Search code examples
scalaapache-sparkintellij-idea-2016

How to use correctly mapPartitions function


I'm doing a program with big data and that's why I'm using Spark and Scala. I need to partition the database and for this I use

var data0 = conf.dataBase.repartition (8) .persist (StorageLevel.MEMORY_AND_DISK_SER)

but then I need to do things in the partition before proceeding to work with the piece of database corresponding to that partition and for that I use

var tester = data0.mapPartitions {x =>
   configFuzzyPredProblem ()
   Strategy.getStrategy.executeStrategy (conf.iterByRun, 5, GeneratorType.HillClimbing)
 } .persist (StorageLevel.MEMORY_AND_DISK_SER)

Within the method executeStrategy() I use the database but I do not know if it is the global one or the one corresponding to that partition. How can I know which one I am using and then only perform the partition processing with the database of that partition?


Solution

  • Here is a simple example using mapPartitionsWithIndex which follows the same rules of mapPartitions - excluding the index aspect.

    You can see that inside mapPartitions you need to process an interable, an Interator Int in this example. In this case 3 partitions are processed, in your case 8, with either some entries or possibly zero entries.

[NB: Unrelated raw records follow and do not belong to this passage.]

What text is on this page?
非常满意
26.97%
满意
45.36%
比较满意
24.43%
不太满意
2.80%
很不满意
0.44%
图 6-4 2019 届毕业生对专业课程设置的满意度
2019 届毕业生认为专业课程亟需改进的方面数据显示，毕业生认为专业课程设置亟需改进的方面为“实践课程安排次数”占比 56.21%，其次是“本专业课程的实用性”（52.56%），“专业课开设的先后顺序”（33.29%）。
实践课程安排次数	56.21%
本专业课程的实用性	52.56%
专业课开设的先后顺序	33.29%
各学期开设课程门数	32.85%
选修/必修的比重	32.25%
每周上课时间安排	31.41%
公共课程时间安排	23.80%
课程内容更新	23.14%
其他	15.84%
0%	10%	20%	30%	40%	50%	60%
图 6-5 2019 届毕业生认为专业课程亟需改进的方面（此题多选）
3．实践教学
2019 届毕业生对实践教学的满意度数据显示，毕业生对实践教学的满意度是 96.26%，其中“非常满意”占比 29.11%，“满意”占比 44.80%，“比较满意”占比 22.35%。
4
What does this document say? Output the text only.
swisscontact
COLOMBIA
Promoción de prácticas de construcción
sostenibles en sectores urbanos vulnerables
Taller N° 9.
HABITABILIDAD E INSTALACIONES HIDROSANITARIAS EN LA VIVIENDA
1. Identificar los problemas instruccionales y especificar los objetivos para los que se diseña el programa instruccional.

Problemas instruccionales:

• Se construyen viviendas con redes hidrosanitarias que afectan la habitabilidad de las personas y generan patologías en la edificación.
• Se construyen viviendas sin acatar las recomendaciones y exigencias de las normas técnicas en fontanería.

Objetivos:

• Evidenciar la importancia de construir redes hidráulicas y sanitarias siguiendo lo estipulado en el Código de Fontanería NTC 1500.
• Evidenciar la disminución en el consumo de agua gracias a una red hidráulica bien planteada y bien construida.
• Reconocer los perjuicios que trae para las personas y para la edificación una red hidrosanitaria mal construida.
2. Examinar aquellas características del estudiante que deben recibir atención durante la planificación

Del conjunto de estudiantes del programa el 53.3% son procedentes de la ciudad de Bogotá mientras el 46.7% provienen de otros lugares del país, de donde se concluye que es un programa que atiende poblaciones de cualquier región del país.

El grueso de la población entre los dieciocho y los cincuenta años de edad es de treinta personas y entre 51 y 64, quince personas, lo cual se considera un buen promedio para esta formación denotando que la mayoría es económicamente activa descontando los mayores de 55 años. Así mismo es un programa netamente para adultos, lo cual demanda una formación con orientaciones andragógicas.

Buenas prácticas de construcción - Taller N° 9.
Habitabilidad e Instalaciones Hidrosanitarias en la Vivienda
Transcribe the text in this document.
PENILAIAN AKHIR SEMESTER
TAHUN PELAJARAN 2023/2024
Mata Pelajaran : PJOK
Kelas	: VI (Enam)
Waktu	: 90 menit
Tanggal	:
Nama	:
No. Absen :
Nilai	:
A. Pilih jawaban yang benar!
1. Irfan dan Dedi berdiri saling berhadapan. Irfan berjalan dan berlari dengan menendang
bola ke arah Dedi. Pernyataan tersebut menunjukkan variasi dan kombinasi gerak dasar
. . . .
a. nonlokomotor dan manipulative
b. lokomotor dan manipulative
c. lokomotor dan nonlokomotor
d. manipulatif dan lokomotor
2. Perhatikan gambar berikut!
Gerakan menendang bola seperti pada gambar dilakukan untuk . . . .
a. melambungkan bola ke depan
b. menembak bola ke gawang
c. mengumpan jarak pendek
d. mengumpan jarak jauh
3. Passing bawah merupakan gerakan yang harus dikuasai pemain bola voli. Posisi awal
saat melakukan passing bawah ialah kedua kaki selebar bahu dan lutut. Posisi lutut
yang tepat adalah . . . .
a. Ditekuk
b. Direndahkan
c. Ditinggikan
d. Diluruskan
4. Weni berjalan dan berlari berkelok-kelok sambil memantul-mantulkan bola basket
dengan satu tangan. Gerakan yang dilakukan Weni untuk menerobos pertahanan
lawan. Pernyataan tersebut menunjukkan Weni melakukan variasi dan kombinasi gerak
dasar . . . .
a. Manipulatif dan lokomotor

    val rdd1 = sc.parallelize(List(1,2,3,4,5,6,7,8,9,10), 3)
    def myfunc(index: Int, iter: Iterator[Int]) : Iterator[String] = {
        iter.map(x => index + "," + x)
    }
    val rdd2 = rdd1.mapPartitionsWithIndex(myfunc)
    

    I cannot see inside your function but I assume it is OK and it will process a partition - part of your database.